Изабелла несколько мгновений молчала.
– Я тоже считаю Генриетту необыкновенной женщиной, но не думаю, что это далеко зайдет, – отозвалась она наконец. – Они не способны узнать друг друга по-настоящему.
Мистер Бентлинг не имеет о ней никакого представления, так же как и она о нем.
– Нет более обычной основы для супружества, чем взаимное непонимание. Хотя Боба Бентлинга понять не так уж трудно, – добавил Ральф. – Натура его несложна.
– Да, но Генриетта еще проще. И что же мы будем делать теперь? – спросила Изабелла, оглядывая сад, который в сгущавшихся сумерках становился все более загадочным и впечатляющим. – Не думаю, что вы предложите мне ради развлечения покататься в экипаже по Лондону.
– Не вижу причин, почему бы нам не остаться здесь… если вам, конечно, нравится. Сейчас тепло, стемнеет только через полчаса. И если позволите, я закурю.

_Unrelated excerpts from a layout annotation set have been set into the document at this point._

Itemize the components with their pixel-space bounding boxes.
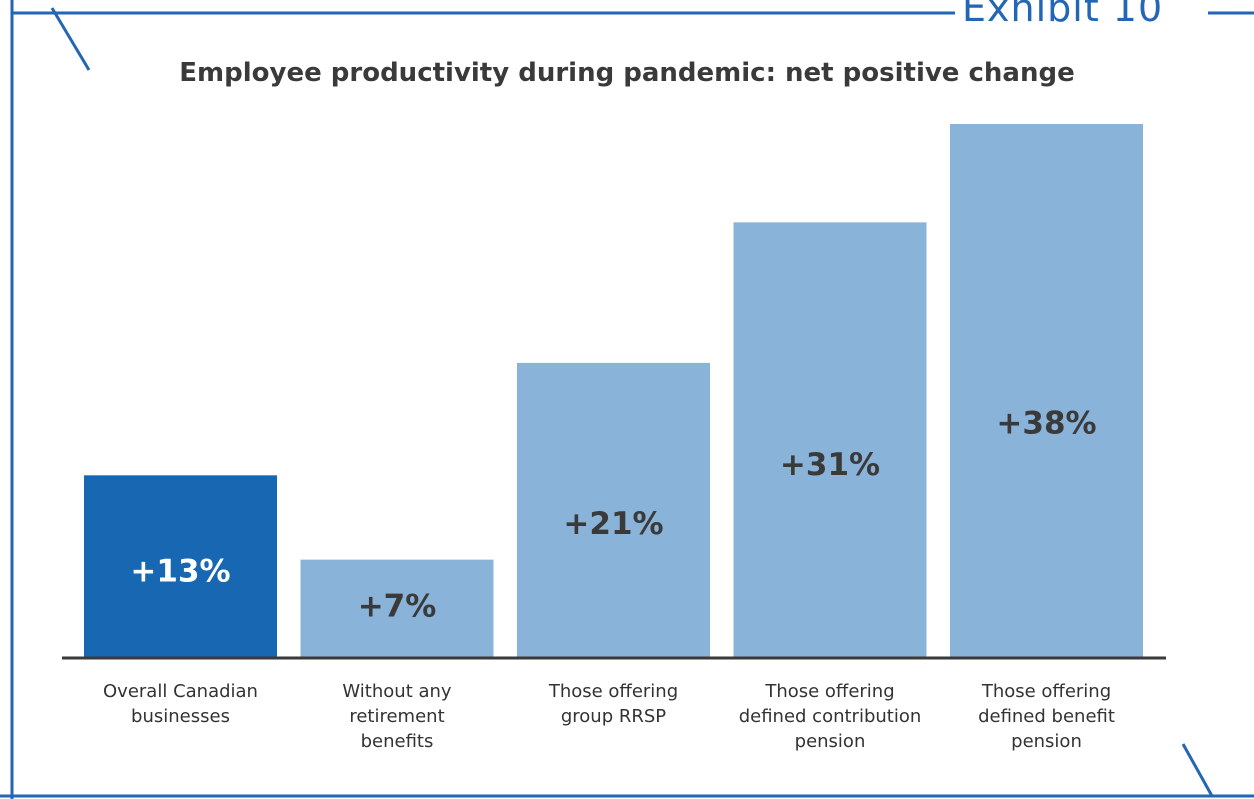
- exhibit-label: Exhibit 10: [962, 0, 1164, 30]
- bar-1: [84, 475, 277, 658]
- data-label-1: +13%: [130, 553, 230, 589]
- bar-3: [517, 362, 710, 658]
- data-label-2: +7%: [358, 589, 437, 625]
- category-label-3: Those offering group RRSP: [548, 681, 679, 727]
- bar-4: [733, 222, 927, 659]
- chart-title: Employee productivity during pandemic: n…: [179, 58, 1075, 88]
- data-label-5: +38%: [996, 406, 1096, 442]
- category-label-1: Overall Canadian businesses: [103, 681, 258, 727]
- bar-2: [300, 559, 494, 658]
- bar-5: [950, 124, 1143, 658]
- frame-corner-accent-bottom-right: [1181, 743, 1214, 797]
- category-label-4: Those offering defined contribution pens…: [738, 681, 922, 752]
- frame-corner-accent-top-left: [50, 7, 91, 71]
- category-label-2: Without any retirement benefits: [342, 681, 452, 752]
- category-label-5: Those offering defined benefit pension: [978, 681, 1115, 752]
- data-label-3: +21%: [563, 506, 663, 542]
- data-label-4: +31%: [780, 447, 880, 483]
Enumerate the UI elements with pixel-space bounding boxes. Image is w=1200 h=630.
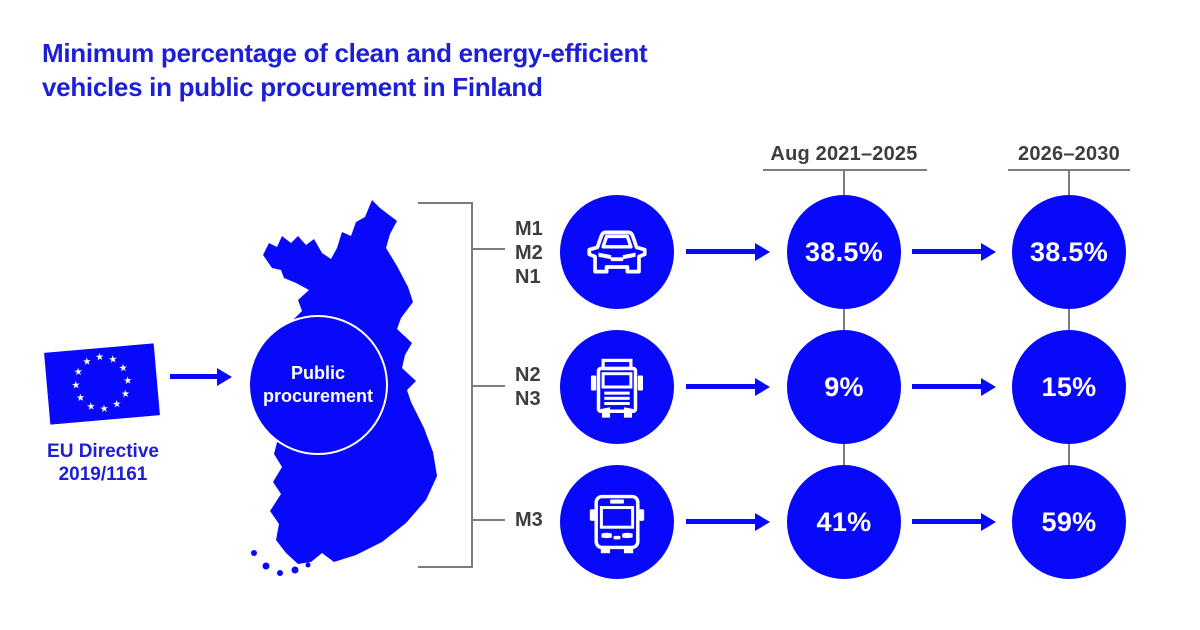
public-procurement-circle: Public procurement <box>248 315 388 455</box>
value-label: 41% <box>816 506 872 537</box>
bracket-bottom-line <box>418 566 473 568</box>
vehicle-class-label: M2 <box>515 242 543 264</box>
value-bubble-cars-2021: 38.5% <box>787 195 901 309</box>
vehicle-class-label: N1 <box>515 266 541 288</box>
eu-directive-label: EU Directive 2019/1161 <box>22 440 184 486</box>
eu-star-icon: ★ <box>122 375 133 388</box>
bracket-top-line <box>418 202 473 204</box>
value-label: 38.5% <box>1029 236 1109 267</box>
archipelago-island <box>305 562 311 568</box>
eu-flag-icon: ★ ★ ★ ★ ★ ★ ★ ★ ★ ★ ★ ★ <box>44 343 160 425</box>
eu-star-icon: ★ <box>111 398 122 411</box>
value-label: 38.5% <box>804 236 884 267</box>
period-header-2026-2030: 2026–2030 <box>1018 143 1120 165</box>
archipelago-island <box>291 566 299 574</box>
public-procurement-line2: procurement <box>262 386 374 406</box>
flow-arrow <box>686 384 756 389</box>
truck-icon <box>590 358 644 418</box>
period2-underline <box>1008 169 1130 171</box>
vehicle-bubble-truck <box>560 330 674 444</box>
flow-arrow <box>912 519 982 524</box>
flow-arrow <box>912 384 982 389</box>
vehicle-class-label: N2 <box>515 364 541 386</box>
eu-star-icon: ★ <box>82 356 92 369</box>
car-icon <box>587 230 647 274</box>
vehicle-classes-row3: M3 <box>515 508 543 532</box>
vehicle-classes-row2: N2 N3 <box>515 363 541 411</box>
vehicle-bubble-bus <box>560 465 674 579</box>
value-bubble-buses-2021: 41% <box>787 465 901 579</box>
page-title: Minimum percentage of clean and energy-e… <box>42 36 802 104</box>
value-label: 9% <box>824 371 864 402</box>
bracket-tick-row2 <box>471 385 505 387</box>
flow-arrow <box>686 249 756 254</box>
value-bubble-trucks-2026: 15% <box>1012 330 1126 444</box>
bus-icon <box>589 494 645 554</box>
vehicle-bubble-car <box>560 195 674 309</box>
vehicle-class-label: M1 <box>515 218 543 240</box>
period1-underline <box>763 169 927 171</box>
archipelago-island <box>277 570 283 576</box>
eu-star-icon: ★ <box>71 379 82 392</box>
bracket-tick-row1 <box>471 248 505 250</box>
eu-star-icon: ★ <box>118 362 129 375</box>
value-bubble-buses-2026: 59% <box>1012 465 1126 579</box>
vehicle-class-label: M3 <box>515 509 543 531</box>
bracket-tick-row3 <box>471 519 505 521</box>
flow-arrow <box>912 249 982 254</box>
eu-star-icon: ★ <box>99 403 110 416</box>
vehicle-classes-row1: M1 M2 N1 <box>515 217 543 289</box>
archipelago-island <box>251 550 257 556</box>
value-bubble-trucks-2021: 9% <box>787 330 901 444</box>
eu-directive-line1: EU Directive <box>47 441 159 462</box>
flow-arrow-eu-to-finland <box>170 374 218 379</box>
page-title-line2: vehicles in public procurement in Finlan… <box>42 72 543 102</box>
eu-star-icon: ★ <box>75 392 86 405</box>
archipelago-island <box>262 562 270 570</box>
period-header-2021-2025: Aug 2021–2025 <box>770 143 918 165</box>
value-bubble-cars-2026: 38.5% <box>1012 195 1126 309</box>
page-title-line1: Minimum percentage of clean and energy-e… <box>42 38 648 68</box>
public-procurement-line1: Public <box>290 363 345 383</box>
vehicle-class-label: N3 <box>515 388 541 410</box>
eu-star-icon: ★ <box>94 351 105 364</box>
value-label: 15% <box>1041 371 1097 402</box>
value-label: 59% <box>1041 506 1097 537</box>
eu-directive-line2: 2019/1161 <box>58 464 148 485</box>
flow-arrow <box>686 519 756 524</box>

– Делайте все, что вам угодно, – ответила Изабелла, – только займите меня до семи часов. К этому времени я хочу вернуться в отель и устроить вечернее пиршество из пары вареных яиц и теплой булочки.
– Можно я пообедаю с вами? – спросил Ральф.
– Нет-нет, вы поедете в свой клуб.
Они вернулись в садовые кресла, и Ральф зажег сигарету. Участие в только что описанном маленьком пиршестве доставило бы ему огромное удовольствие; но, получив из ее уст отказ, молодой человек был даже рад этому. Для Ральфа огромной радостью было просто находиться с кузиной наедине в сгущающихся сумерках, в центре огромного города. Это создавало иллюзию, будто она находилась под его защитой – в его власти. Правда, сия власть была призрачна и годилась разве что на то, чтобы покорно исполнять все желания Изабеллы, – но даже и такая, она будоражила кровь.
– Почему вы не позволите мне пообедать с вами? – спросил молодой человек после короткой паузы.
– Просто так.
– Наверное, вы от меня устали.
– Пока нет, но через час устану. Видите, у меня есть дар предвидения.
– Ну а пока я буду продолжать занимать вас, – произнес Ральф и умолк.
Изабелла в свою очередь тоже молчала, они сидели некоторое время в тишине, что совершенно не вязалось с высказанным им намерением развлекать ее. Молодому человеку казалось, что Изабелла поглощена своими мыслями, но он не знал, о чем они, хотя кое-какие предположения у него были. Наконец, он сказал:
– Вы отказались сегодня вечером от моего общества, потому что ждете другого гостя?
Девушка повернулась и посмотрела на кузена своими ясными глазами.
– Другого гостя? Какого гостя я должна ждать?
Ральф никого не мог назвать, и поэтому собственный вопрос показался ему не только глупым, но и грубым.
– У вас много друзей, с которыми я незнаком, – ответил он, неловко рассмеявшись. – Я совершенно ничего не знаю о вашем прошлом.
– Вы принадлежите моему будущему. Мое прошлое находится по другую сторону океана. В Лондоне нет ни частички его.